He dejado atrás amigos y seres queridos. He vendido todo cuanto poseo. Cruzado por finos puentes de cuerda sobre infinitos abismos y rodeado volcanes en erupción. He atravesado yermas llanuras tras cruentas batallas. He tenido que huir de horribles seres en la oscuridad de asfixiantes selvas.
He descubierto la belleza en las ciudades de los elfos y la grandeza en las minas de los enanos. Compartí mi fuego con criaturas de los bosques e intercambié historias con media docena de juglares.
He blandido mi espada con valor, invocado a la magia en momentos de necesidad y la suela de mis botas apenas parece pergamino ya.
Pero ya estoy aquí. Tras meses de travesía me encuentro en la legendaria ciudad perdida. Entre el verde del bosque el reflejo del sol desvela dónde se encuetran los cristalinos edificios. Agujas de cristal que se alzan entre las majestuosas copas de los árboles.
El interior del templo está completamente iluminado por los rayos solares que crean hermosos dibujos al atravesar las paredes. Gran parte de los haces de luz se concentran en el centro, en una gran pila de piedra negra.
Por fin he llegado.
Cuenta la leyenda que quien se asome y miré su reflejo en el agua encontrará el sentido de su vida.
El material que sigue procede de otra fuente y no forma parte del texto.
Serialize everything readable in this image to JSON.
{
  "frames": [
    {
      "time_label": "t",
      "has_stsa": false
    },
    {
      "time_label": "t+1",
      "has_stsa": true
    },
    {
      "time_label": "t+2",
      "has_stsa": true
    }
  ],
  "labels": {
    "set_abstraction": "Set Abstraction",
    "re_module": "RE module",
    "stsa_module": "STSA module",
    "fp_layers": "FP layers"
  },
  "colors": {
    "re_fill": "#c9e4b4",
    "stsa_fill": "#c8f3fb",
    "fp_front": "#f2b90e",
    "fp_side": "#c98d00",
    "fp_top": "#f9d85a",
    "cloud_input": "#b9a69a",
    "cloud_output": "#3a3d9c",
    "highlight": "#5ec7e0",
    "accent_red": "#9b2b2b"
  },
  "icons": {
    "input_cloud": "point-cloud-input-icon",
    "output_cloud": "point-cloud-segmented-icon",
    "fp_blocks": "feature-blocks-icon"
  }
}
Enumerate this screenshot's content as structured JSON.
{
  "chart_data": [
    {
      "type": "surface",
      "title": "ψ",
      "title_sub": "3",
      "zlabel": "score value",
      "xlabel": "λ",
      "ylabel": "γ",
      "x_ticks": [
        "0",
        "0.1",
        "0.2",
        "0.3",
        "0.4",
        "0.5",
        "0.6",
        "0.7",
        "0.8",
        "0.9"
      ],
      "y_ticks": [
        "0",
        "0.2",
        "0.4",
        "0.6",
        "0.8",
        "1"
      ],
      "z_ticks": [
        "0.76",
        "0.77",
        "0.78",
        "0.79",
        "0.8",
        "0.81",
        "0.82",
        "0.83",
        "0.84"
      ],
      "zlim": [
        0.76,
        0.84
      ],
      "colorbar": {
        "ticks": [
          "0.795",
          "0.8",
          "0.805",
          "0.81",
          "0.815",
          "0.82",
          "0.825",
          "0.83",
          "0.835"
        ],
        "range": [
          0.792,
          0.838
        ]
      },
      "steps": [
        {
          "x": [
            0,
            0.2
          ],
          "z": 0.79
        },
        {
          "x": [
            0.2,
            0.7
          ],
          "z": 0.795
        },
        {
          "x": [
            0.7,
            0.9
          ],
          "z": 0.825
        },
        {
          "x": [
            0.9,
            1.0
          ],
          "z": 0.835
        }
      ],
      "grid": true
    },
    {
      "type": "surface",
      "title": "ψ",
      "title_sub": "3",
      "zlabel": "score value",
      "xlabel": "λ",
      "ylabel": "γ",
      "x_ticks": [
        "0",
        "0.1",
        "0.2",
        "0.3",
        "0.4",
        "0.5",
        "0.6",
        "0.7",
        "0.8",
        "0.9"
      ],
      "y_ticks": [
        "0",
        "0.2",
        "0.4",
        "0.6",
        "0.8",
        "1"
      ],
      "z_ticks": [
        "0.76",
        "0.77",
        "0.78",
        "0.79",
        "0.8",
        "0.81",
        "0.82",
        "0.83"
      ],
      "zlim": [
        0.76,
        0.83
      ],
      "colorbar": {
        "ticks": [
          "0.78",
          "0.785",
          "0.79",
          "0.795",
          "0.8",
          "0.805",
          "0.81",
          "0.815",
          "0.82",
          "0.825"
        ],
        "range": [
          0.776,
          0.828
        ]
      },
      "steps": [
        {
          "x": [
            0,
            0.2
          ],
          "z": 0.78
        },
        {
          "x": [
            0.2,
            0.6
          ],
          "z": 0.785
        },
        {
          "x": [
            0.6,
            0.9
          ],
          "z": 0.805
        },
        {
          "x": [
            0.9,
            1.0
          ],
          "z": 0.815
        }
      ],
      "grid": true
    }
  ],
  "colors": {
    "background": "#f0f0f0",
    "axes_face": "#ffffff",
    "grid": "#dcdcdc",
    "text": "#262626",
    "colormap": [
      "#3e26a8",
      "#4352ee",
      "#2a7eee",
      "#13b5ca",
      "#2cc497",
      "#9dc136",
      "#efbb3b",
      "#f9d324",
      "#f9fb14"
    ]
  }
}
Muchos son los que han llegado hasta aquí y se han marchado sin atreverse a mirar. Abundantes son también aquellos que tras mirar han sucumbido a la locura...
Me acerco sereno y me asomo sobre la superficie del líquido elemento. Pronuncio las antiguas palabras y toco con la yema de mi dedo la superficie. Una extraña sensación sube por mi brazo y oprime mi corazón con fuerza. Se acelera. Me cuesta respirar. Cesa. Cuando las ondas dejan de perturbar la cristalina superficie mi reflejo ya no está. Miento. Si está, pero ha cambiado.
Ahora mi reflejo se encuentra en el interior de dos ojos marrones. Dos ojos tan profundos como el mar y tan brillantes como el polvo de hada. ¿Acaso veo unos ligeros matices de verde?